Statistical Mechanics}Fermi Temperature

(Much of the stuff I classified as Stat Mech might also be considered Condensed Matter or Solid State Physics. They are classified as thus because the Stat Mech book I mentioned in the booklist on the site http://grephysics.yosunism.com is perhaps the best intro to all this.)

The Fermi velocity is related by \epsilon_F=k T_F =\frac{1}{2}m v^2\Rightarrow v=\sqrt{\frac{2kT_F}{m}}, where \epsilon_F is the fermi energy, and T_F is the Fermi temperature.

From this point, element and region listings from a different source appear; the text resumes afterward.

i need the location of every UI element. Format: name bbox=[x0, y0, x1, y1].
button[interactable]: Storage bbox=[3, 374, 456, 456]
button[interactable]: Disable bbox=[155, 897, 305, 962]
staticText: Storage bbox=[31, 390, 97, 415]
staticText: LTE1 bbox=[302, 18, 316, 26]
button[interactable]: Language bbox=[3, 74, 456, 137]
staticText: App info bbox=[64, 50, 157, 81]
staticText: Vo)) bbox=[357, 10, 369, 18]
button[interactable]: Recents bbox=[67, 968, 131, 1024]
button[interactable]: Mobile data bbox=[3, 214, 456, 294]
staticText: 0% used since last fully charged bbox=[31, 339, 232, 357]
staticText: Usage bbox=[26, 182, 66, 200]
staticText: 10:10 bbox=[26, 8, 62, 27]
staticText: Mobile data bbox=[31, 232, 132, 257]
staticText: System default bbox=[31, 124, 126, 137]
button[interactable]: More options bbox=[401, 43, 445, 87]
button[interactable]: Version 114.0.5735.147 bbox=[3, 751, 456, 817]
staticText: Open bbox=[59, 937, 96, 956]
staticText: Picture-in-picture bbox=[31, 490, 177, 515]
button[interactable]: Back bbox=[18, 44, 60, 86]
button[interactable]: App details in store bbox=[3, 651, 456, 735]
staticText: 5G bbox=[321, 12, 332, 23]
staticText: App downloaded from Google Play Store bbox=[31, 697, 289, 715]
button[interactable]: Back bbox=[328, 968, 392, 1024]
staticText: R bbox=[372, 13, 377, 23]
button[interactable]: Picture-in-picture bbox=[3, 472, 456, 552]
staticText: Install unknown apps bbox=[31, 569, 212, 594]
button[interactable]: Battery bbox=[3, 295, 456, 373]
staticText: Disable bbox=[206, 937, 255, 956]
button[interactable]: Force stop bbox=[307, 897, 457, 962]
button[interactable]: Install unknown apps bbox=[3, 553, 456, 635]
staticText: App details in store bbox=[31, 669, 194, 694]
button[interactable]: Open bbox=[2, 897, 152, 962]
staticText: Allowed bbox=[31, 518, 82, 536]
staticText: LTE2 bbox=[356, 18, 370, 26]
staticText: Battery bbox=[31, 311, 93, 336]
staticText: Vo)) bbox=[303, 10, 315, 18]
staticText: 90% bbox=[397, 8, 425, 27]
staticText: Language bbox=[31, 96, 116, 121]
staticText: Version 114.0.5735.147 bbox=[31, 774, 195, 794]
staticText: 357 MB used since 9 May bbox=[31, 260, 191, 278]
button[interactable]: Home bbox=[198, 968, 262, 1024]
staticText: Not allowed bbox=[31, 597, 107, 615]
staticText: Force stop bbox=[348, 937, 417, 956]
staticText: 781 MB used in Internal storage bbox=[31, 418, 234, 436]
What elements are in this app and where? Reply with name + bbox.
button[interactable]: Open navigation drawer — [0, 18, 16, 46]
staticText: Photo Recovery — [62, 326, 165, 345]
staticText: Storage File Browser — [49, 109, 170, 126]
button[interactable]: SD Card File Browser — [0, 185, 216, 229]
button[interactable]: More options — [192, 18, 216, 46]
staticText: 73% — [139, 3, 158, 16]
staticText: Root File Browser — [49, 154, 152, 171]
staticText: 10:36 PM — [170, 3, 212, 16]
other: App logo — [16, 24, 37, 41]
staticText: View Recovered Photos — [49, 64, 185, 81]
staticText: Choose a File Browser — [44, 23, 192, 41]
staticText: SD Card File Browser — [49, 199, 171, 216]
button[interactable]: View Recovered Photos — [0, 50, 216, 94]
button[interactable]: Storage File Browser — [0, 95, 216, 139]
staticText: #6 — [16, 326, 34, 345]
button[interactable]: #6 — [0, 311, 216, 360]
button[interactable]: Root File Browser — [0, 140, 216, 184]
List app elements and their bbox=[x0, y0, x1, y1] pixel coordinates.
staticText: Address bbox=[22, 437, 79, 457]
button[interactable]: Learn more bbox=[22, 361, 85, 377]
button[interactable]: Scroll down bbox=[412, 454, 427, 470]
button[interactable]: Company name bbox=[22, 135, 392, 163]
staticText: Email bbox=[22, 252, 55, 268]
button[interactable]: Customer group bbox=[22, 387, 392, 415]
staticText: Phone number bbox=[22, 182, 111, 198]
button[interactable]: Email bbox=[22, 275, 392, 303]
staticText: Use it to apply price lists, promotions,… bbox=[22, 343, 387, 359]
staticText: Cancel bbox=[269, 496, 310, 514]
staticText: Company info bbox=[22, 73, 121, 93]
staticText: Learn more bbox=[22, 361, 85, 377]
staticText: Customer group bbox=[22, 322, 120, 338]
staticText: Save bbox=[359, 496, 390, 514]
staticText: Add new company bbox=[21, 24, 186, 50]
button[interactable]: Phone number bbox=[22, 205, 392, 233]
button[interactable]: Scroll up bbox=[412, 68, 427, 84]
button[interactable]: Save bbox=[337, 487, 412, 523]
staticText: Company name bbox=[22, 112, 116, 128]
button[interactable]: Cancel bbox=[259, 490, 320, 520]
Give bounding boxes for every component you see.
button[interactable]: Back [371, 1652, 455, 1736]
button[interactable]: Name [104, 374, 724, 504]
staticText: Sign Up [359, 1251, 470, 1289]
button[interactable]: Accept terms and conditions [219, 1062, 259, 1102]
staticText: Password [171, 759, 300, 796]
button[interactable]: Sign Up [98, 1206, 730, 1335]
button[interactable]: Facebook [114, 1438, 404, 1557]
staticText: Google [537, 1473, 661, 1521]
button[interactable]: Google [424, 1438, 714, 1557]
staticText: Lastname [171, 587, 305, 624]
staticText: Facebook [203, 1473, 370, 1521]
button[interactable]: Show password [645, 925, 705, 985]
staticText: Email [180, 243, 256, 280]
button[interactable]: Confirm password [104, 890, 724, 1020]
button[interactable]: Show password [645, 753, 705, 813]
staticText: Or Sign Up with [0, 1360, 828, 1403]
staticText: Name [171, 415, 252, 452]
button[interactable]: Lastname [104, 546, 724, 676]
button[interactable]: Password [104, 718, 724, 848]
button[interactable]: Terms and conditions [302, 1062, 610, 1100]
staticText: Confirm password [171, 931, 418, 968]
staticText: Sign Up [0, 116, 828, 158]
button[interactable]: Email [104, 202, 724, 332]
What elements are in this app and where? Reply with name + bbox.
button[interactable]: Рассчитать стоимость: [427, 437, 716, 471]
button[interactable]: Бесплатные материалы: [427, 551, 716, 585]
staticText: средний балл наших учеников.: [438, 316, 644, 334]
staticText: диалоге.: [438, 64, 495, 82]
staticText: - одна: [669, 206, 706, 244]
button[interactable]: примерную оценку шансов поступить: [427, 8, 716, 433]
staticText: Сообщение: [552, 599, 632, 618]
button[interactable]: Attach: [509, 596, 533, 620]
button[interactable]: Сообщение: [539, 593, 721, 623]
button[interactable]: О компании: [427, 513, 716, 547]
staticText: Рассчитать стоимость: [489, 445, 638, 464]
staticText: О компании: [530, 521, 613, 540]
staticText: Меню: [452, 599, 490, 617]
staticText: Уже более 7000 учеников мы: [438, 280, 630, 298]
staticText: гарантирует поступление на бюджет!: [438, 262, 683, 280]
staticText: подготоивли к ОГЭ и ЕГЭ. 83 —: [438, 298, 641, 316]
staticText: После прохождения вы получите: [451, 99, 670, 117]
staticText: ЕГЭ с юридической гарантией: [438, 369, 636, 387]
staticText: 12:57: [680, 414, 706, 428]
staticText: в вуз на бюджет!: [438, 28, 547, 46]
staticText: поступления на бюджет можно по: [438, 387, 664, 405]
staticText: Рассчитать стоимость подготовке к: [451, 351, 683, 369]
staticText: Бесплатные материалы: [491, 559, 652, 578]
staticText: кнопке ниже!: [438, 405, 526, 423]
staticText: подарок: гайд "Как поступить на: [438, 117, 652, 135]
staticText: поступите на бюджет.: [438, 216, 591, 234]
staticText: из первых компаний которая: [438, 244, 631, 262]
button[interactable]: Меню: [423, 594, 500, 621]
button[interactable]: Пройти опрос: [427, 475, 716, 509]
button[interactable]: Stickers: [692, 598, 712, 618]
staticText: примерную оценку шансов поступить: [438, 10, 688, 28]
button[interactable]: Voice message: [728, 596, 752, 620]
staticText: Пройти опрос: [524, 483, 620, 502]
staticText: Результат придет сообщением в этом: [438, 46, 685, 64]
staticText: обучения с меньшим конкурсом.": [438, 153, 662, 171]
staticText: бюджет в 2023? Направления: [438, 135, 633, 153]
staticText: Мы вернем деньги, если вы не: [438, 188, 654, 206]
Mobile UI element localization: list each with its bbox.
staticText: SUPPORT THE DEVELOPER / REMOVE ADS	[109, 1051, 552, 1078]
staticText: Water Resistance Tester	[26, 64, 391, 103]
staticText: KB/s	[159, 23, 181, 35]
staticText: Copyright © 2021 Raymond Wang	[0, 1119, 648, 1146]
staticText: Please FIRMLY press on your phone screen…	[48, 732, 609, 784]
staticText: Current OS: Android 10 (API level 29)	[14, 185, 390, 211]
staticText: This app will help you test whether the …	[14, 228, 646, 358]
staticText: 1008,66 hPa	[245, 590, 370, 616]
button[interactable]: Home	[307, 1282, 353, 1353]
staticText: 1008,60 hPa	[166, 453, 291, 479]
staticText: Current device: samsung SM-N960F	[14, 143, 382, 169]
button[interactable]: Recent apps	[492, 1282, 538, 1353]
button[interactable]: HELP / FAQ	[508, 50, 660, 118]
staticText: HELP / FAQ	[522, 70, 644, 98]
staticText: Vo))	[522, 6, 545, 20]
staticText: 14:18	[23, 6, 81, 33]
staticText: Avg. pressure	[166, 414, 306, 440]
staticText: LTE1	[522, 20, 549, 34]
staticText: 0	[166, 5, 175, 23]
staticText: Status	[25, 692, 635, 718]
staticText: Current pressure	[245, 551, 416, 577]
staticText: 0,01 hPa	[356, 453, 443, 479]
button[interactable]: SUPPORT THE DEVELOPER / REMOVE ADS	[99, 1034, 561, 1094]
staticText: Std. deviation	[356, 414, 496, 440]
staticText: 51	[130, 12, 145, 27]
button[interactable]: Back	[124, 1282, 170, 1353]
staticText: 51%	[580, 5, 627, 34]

One should know by heart the following quantities, k=1.381E-23 and m=9.11E-31 (but then again, they are also given in the table of constants included with the exam). Plug these numbers into the expression above to find v,

v=\sqrt{\frac{2kT_F}{m}}\approx \sqrt{\frac{2\times 1.4 E-23 \times 8E5}{9E-31}}=\sqrt{\frac{2.8 E-23 \times 8E5}{9E-31}}\approx\sqrt{0.3 E8 \times 8E5}=\sqrt{24/10 E13}\approx \sqrt{10^{12}}=10^6,
the choice that comes closest to this order is choice (E).

Note that the hardest part of this problem is the approximation bit. No calculators allowed. Sadness.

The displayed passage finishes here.